El subprefecto se agarró con gusto á la oportunidad que se le presentaba de soltar su lengua.

—¿No se sientan ustedes? añadió mostrando dos sillas á su lado. Siéntese usted y su compañero, que la cosa va larga y han de aguardar turno.

La mujer hizo volver con destreza y suavidad al viejo de espaldas á la silla, y luego poco á poco le fué arrimando al asiento, hasta que se sintió completamente colocado. Apenas en su sitio suspiró profundamente.

—¡Dios misericordiosísimo, tened piedad de mí!

Su voz era tan ronca y tan lastimera al propio tiempo, que la niña de los ojos vendados tuvo miedo y se acercó cuanto pudo á su madre, que empleó todo su esfuerzo en impedir que se levantara la venda de sus ojos.

—Tranquilízate, le murmuró en voz baja, tranquilízate. No es nada. ¡EI pobre hombre sufre también de los ojos!

La vieja no dió, al parecer. importancia alguna á la exclamación de su compañero. Se sentó á su lado volviéndose al subprefecto le dirigió la palabra, manifestándole sin rodeos ni preámbulos sus quejas contra la cocinera. Sentía tanto más la necesidad de desahogar su corazón, soltando en palabras su vehemente cólera, cuanto mayor había sido el esfuerzo hecho para contenerse durante la discusión habida en el patio, á fin de ganar causa, con medios suaves.

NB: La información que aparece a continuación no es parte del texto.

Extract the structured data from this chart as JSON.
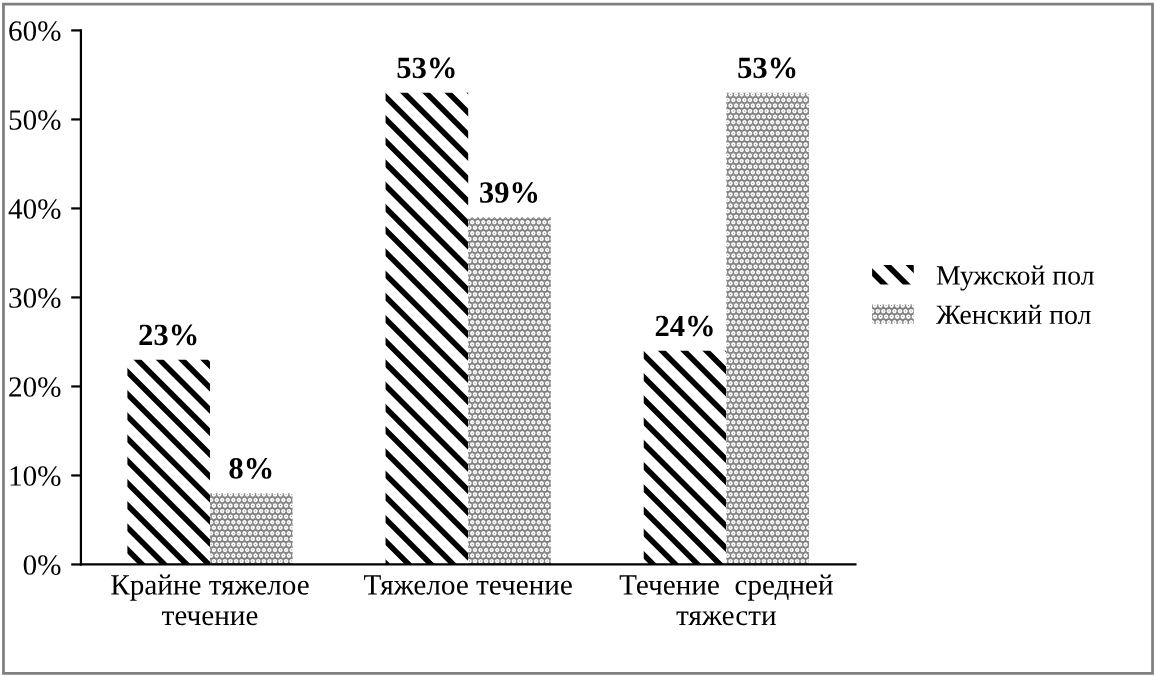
{
  "chart_data": {
    "type": "bar",
    "categories": [
      "Крайне тяжелое\nтечение",
      "Тяжелое течение",
      "Течение  средней\nтяжести"
    ],
    "series": [
      {
        "name": "Мужской пол",
        "color": "#000000",
        "values": [
          23,
          53,
          24
        ],
        "value_labels": [
          "23%",
          "53%",
          "24%"
        ]
      },
      {
        "name": "Женский пол",
        "color": "#808080",
        "values": [
          8,
          39,
          53
        ],
        "value_labels": [
          "8%",
          "39%",
          "53%"
        ]
      }
    ],
    "ylim": [
      0,
      60
    ],
    "yticks": [
      {
        "value": 0,
        "label": "0%"
      },
      {
        "value": 10,
        "label": "10%"
      },
      {
        "value": 20,
        "label": "20%"
      },
      {
        "value": 30,
        "label": "30%"
      },
      {
        "value": 40,
        "label": "40%"
      },
      {
        "value": 50,
        "label": "50%"
      },
      {
        "value": 60,
        "label": "60%"
      }
    ],
    "grid": false,
    "legend": "right"
  }
}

—¿Ha visto usted? exclamaba: ¿no querer dejarme entrar?—«Aquí no se recibe sino á la gente que paga.» ¿Y quién le ha dicho que yo había venido á ver gratis al médico? Á Dios gracias no necesito de ella para nada! Podremos ser pobres, pero tanto como vivir de limosna… eso no.

Creerá mi señora, que porque no va una vestida á la franca, (1) y no lleva sombrero, ya no es nadie! «¡Vayan al hospital!» Pues no, señora; el doctor nos verá aquí y yo le pagaré lo que sea!

Y al decir esto, metió la mano en el bolsillo para palpar su dinero.

El subprefecto creyó llegado el momento oportuno de tomar la palabra, pero la vieja se lo impidió.

—Es verdad, prosiguió, que no vestimos á la franca, ni somos ricos, pero así y todo en nuestro pueblo algo significamos. Que vaya allí mi señora y verá si vive de limosna la señora Loxia…

(1) Así llaman en Grecia y en general en Oriente al vestir á la europea.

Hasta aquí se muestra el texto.